RC4との戦いを終えた現在は,災害時にデータを保護できる分散バックアップ技術、クラウド上で安全にデータを共有する技術など高度な暗号技術のシステムへ応用する研究などにもテーマを広げています。他分野の融合の研究も進めていて、現在のマイブームはレーザ技術とセキュリティの融合で、2023年度後に何度かネットメディアでニュースになった不可視光レーザをQRコードに照射して別のWebサイトに誘導する攻撃などを提案し、安全にする対策法の考案等をしています。最近の活動に興味がありましたら、こちらのサイトに業績をまとめていますのでご覧ください。https://www.ocsl.jt.u-tokai.ac.jp/

コンピュータセキュリティシンポジウム2023(CSS2023)での不可視光レーザを利用した偽装QRコードのデモ展示の様子

4. 情報セキュリティで日々の生活に活かせること

情報セキュリティ分野は万が一にも被害を出すと問題になり得る分野のため、色々な物ごとに対して批判的な目でみて、何か見落としが無いかという視点が手に入ったと思います。特に私は一つの暗号をありとあらゆる観点から攻撃し続けて、様々な視点から分析したことでその傾向が強くなりました。もっと大らかに生きたい気持ちもありますが、何かを考えるときに問題点を網羅的に頭の中で考えようとするのは専攻分野に限らず、日々の生活・活動において事故を減らすことにつながると前向きに考えています。

5. 情報セキュリティに関心のある方へのアドバイス

CSS2023最優秀デモンストレーション賞の記念写真

情報セキュリティは何かの情報システムとセットで発展していく技術分野です。それは、皆さんが将来どのような仕事についたとしても情報セキュリティが何らかの形でついてまわるということでもありますので、情報セキュリティやその関連知識を学ぶことは必ず将来の助けとなります。
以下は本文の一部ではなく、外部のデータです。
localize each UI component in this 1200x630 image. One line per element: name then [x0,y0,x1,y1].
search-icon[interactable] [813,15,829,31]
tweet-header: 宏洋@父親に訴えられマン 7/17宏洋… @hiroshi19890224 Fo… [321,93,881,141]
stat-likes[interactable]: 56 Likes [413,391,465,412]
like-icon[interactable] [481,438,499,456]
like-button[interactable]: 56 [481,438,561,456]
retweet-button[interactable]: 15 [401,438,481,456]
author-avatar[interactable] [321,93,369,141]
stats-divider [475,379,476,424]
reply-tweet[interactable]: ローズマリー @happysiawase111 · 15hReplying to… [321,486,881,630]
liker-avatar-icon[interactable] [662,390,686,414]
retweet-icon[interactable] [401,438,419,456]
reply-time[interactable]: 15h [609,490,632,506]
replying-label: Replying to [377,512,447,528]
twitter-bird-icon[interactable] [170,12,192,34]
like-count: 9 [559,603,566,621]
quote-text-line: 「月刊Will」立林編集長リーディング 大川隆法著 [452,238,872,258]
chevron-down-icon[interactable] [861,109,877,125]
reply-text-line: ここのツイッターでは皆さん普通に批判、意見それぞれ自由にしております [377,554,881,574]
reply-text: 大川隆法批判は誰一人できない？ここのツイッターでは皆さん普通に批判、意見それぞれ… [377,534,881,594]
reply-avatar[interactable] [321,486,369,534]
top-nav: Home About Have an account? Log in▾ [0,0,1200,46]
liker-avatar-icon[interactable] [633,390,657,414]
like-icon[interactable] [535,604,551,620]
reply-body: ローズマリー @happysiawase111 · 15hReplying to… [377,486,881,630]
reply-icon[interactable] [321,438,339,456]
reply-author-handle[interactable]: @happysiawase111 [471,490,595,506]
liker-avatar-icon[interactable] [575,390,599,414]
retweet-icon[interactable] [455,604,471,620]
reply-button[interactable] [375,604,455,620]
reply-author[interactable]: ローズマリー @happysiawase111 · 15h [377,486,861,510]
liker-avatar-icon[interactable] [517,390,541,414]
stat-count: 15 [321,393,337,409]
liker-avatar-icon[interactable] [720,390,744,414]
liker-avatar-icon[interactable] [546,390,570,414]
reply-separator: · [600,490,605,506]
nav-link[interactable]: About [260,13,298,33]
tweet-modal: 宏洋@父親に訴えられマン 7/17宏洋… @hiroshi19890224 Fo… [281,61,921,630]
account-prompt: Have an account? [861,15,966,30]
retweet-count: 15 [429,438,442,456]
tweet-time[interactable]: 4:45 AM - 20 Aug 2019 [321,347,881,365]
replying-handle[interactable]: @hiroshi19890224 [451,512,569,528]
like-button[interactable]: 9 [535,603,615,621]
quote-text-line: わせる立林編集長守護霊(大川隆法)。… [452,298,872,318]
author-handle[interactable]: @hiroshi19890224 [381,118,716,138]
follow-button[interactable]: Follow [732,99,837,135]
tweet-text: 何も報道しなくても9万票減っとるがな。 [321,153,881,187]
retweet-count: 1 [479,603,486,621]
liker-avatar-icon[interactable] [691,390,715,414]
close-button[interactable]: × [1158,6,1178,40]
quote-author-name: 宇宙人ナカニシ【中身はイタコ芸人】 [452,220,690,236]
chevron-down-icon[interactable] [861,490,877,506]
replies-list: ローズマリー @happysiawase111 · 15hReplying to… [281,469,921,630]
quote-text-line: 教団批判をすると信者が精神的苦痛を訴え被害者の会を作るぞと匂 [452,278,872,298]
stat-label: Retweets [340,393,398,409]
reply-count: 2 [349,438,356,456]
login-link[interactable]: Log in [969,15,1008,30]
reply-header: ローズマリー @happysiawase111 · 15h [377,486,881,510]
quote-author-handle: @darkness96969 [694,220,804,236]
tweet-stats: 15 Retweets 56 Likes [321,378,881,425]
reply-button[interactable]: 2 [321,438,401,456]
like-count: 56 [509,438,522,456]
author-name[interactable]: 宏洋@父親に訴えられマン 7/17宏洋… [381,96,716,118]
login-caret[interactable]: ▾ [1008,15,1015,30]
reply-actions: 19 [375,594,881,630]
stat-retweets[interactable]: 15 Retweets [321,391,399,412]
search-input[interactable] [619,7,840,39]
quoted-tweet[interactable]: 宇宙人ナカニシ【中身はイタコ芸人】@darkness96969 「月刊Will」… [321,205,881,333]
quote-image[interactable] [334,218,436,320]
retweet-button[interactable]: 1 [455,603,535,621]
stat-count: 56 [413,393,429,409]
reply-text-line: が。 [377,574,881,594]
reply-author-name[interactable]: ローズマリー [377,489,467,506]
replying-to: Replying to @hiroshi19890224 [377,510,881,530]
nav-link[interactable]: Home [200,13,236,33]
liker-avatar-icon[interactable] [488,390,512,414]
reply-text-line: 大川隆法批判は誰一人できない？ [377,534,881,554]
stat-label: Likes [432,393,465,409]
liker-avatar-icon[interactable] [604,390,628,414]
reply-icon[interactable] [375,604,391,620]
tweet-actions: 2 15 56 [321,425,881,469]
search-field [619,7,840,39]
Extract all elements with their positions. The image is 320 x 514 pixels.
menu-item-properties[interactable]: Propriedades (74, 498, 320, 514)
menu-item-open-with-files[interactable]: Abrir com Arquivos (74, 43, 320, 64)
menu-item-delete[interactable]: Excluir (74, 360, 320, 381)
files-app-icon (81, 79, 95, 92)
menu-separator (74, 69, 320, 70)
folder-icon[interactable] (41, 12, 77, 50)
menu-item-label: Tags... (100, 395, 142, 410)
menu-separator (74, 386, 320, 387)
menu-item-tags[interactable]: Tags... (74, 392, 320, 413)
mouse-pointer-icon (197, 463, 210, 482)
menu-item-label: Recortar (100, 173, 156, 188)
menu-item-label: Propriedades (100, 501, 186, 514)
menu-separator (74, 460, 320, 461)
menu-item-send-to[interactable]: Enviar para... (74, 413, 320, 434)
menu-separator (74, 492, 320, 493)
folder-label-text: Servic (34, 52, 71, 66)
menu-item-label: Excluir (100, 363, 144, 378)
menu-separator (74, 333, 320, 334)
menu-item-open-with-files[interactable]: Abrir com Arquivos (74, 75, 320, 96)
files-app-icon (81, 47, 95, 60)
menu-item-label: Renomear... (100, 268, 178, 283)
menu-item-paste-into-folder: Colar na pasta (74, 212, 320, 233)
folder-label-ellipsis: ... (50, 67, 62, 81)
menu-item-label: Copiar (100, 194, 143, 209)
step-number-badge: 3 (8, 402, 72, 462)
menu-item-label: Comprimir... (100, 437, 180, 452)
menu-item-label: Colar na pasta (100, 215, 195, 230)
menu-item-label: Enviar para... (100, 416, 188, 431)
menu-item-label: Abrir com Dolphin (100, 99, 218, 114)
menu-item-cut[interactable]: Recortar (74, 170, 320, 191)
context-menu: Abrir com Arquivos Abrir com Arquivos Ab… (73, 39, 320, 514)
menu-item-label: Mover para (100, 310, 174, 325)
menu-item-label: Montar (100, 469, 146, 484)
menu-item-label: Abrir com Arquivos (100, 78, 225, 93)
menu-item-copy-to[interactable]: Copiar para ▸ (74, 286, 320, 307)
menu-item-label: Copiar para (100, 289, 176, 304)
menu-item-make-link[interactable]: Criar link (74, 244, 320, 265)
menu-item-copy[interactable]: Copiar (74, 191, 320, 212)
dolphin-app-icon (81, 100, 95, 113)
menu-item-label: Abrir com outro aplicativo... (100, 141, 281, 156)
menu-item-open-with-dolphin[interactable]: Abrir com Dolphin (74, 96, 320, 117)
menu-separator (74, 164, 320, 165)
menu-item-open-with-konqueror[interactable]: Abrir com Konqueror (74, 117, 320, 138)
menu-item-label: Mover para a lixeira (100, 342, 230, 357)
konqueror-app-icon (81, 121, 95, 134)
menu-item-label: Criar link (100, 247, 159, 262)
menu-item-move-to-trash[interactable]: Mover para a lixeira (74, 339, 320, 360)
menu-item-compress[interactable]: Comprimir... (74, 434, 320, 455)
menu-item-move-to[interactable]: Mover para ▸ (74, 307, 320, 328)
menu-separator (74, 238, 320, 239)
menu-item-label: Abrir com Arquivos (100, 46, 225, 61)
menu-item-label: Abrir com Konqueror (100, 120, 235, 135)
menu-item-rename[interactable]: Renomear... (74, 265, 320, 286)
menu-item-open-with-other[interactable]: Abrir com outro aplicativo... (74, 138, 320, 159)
最近は当然のようにセキュリティ技術の中にAIを活用されますし、AI自体の安全性を考えるような研究テーマもあります。他にも量子コンピュータが実現した場合に暗号がどのように解読されるか、量子コンピュータが実現したとしても解読できない暗号方式は作れるのか、など時代と共にそれに合うようにテーマがどんどん拡張していく傾向にありますので、長く付き合っていけるいい分野だと思います。興味がありましたら、みなさんも一緒に情報セキュリティ業界を盛り上げていきませんか?